A Istanbul, "nous sommes tous arméniens"

DURAN Ragip

Près de 100000 personnes ont manifesté hier lors des obsèques du
journaliste Hrant Dink, tué vendredi par un jeune ultranationaliste.

Istanbul de notre correspondant

C’est une véritable marée humaine. Des dizaines de milliers de
personnes, jusqu’à 100 000, même, selon les organisateurs – des Turcs
aussi bien que des Kurdes et des Arméniens, mais se revendiquant
simplement citoyens de Turquie -, défilent, recueillies, en
brandissant des petites pancartes : "Nous sommes tous arméniens" ou
"Nous sommes tous Hrant Dink". Assassiné vendredi par un jeune
chômeur ultranationaliste, le directeur de l’hebdomadaire Agos était
l’une des grandes voix de cette communauté réduite à 60 000
personnes.

Rêve.

Depuis des années, il se battait aussi bien pour une reconnaissance
du génocide de 1915 que pour la réconciliation entre les deux
peuples. Il aura réalisé son rêve le jour de ses funérailles, qui se
sont transformées en une immense manifestation, l’une des plus
grandes des dernières décennies dans la métropole du Bosphore. Une
marche de 8 kilomètres entre le siège d’Agos et le cimetière
arménien. "Nous ne pouvons rien faire sans d’abord enquêter sur ce
qui, dans notre société, crée de tels assassins. Tu nous as quittés,
tu as quitté tes enfants, tes petits-enfants et tes amis, mais tu
n’as pas quitté ta patrie", a lancé Rakel Dink, l’épouse de la
victime, alors que le patriarche arménien de Turquie Mesrob II
affirmait son espoir de "voir d’urgence les autorités prendre des
mesures visant à éradiquer l’animosité envers les Arméniens en
Turquie, notamment dans les manuels scolaires".

"Mauvais choix".

"Ce qu’il n’a pas pu faire de son vivant, Hrant Dink l’a fait avec sa
mort", expliquait une étudiante d’origine arménienne. Il y a là, en
effet, les officiels d’Erevan, représenté par le vice-ministre
arménien des Affaires étrangères, Arman Kirakossian, alors que les
deux pays n’entretiennent pas de relations diplomatiques. Une
délégation du conseil de coordination des Arméniens de France est
venue pour la première fois officiellement.
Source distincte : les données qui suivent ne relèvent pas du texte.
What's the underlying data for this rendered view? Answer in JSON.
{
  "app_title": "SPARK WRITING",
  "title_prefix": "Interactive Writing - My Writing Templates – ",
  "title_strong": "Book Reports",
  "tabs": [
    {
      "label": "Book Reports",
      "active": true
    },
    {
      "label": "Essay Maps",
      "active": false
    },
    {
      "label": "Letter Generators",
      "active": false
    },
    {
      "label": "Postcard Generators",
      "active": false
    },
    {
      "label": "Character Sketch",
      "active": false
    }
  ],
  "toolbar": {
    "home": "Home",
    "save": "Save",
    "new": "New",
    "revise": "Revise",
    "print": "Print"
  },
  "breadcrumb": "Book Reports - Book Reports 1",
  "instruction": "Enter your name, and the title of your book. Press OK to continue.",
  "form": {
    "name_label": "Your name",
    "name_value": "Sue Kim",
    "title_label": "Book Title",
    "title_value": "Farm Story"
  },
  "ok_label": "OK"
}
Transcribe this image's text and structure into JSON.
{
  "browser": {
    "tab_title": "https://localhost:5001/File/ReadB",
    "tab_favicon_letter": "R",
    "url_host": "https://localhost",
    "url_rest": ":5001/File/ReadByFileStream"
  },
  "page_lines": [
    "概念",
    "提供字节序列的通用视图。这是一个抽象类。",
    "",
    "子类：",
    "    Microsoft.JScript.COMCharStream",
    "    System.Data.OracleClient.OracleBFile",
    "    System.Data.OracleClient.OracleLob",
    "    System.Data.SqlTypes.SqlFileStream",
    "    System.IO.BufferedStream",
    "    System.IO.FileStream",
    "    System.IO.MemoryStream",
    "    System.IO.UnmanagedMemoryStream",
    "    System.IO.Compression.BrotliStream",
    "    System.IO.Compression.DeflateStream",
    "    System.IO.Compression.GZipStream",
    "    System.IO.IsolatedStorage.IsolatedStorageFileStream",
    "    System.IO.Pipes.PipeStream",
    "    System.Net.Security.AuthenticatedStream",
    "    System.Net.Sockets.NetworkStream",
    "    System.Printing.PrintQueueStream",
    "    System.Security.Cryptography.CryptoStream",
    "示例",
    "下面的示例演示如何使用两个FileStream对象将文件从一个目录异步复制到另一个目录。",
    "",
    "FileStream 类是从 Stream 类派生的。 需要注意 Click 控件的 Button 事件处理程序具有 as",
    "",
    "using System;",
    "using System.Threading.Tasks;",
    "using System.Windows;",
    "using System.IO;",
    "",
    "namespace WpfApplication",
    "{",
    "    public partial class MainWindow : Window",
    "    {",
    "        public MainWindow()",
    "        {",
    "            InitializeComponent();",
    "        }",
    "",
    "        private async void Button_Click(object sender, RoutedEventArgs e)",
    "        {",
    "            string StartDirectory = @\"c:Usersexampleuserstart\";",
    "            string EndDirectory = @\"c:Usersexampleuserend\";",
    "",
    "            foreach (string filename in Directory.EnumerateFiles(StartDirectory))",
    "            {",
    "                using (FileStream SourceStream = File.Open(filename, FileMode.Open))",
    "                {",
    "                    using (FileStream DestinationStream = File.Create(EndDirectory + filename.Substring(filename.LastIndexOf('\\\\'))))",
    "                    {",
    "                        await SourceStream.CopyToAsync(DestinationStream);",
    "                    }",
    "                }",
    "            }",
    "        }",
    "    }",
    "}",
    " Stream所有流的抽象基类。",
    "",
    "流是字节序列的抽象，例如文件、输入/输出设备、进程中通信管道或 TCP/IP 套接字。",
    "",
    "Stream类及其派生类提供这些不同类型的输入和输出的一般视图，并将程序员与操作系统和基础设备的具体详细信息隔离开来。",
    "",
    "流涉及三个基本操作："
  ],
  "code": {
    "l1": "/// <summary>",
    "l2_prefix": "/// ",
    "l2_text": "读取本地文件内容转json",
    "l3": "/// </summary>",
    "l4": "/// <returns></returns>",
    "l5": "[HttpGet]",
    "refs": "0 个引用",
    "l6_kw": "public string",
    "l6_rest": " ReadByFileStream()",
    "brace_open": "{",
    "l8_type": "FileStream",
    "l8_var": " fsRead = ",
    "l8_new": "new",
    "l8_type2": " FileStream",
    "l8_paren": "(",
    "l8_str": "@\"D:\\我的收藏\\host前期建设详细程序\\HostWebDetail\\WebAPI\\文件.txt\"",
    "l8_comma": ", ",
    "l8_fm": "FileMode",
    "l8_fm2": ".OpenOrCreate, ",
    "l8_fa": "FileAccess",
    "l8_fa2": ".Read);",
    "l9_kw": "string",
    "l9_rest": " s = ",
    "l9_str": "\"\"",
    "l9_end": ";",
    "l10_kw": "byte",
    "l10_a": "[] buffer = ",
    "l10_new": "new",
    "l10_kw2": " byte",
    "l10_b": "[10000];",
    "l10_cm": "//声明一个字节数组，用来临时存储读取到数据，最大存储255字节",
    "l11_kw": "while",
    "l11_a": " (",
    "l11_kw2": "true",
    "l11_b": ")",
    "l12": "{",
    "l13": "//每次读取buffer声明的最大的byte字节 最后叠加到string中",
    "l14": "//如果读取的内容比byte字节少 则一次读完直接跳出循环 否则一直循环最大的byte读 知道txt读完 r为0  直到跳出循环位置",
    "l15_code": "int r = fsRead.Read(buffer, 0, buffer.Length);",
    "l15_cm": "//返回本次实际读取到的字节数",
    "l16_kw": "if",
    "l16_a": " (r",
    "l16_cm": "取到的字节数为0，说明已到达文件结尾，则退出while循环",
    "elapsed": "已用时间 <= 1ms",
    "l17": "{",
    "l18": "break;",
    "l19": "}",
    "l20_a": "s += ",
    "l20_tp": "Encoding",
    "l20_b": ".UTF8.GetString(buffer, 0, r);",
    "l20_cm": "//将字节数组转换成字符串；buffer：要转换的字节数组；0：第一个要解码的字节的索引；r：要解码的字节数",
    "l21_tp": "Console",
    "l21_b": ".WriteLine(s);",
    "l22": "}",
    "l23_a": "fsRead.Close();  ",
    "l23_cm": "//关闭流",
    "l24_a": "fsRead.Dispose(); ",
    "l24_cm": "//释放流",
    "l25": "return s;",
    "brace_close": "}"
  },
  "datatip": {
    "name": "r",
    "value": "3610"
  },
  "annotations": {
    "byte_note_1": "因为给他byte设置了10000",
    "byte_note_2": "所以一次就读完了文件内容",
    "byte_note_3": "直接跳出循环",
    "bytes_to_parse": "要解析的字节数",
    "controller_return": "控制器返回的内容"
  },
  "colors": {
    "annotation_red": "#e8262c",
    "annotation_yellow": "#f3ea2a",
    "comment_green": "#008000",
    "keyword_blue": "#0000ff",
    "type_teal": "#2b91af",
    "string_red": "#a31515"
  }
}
Le ministre des Affaires
étrangères Abdullah Gül représentait le gouvernement, alors que le
Premier ministre Recep Tayyip Erdogan inaugurait un tunnel en
province avec son homologue italien Romano Prodi. "Il a fait un
mauvais choix", soupire, écoeuré, un universitaire. Son épouse
renchérit : "Il pouvait faire les deux avec un hélicoptère et je sais
que cette absence est un choix politique délibéré." En ce début
d’année électorale, le leader de l’AKP (Parti de la justice et du
développement, issu du mouvement islamiste) ne tient pas à défier
ouvertement le nationalisme qui monte depuis des années dans une
opinion publique lassée notamment par les promesses non tenues des
Européens.

Sursaut.

Le choc suscité par le meurtre de Hrant Dink commence néanmoins à
faire changer les choses. Le sursaut démocratique avait commencé
juste après le crime, vendredi, quand, déjà, des milliers de Turcs
réunis spontanément devant les locaux de l’hebdomadaire Agos ont crié
: "Nous sommes tous arméniens !" Ces images sont passées en boucle
dans les journaux télévisés où, jusqu’alors, le mot arménien sonnait
surtout comme une insulte. Quelque chose bouge même dans les régions
de la province qui sont des fiefs nationalistes comme à Trabzon, le
port de la mer Noire dont est originaire le tueur présumé Ogün
Samast, 17 ans, mais aussi celui, tout aussi jeune, du prêtre italien
Andrea Santoro, assassiné il y a un an. Une centaine de personnes se
sont réunies hier matin au centre-ville, un cortège composé
essentiellement des représentants locaux des partis politiques et des
organisations de la société civile, qui s’est rendu devant l’église
catholique pour y jeter des oeillets. Eyup Asik, ancien ministre
conservateur originaire de la ville, soulignait, amer : "Si l’enquête
sur l’assassinat du père Santoro avait été bien approfondie, Hrant
Dink serait encore vivant."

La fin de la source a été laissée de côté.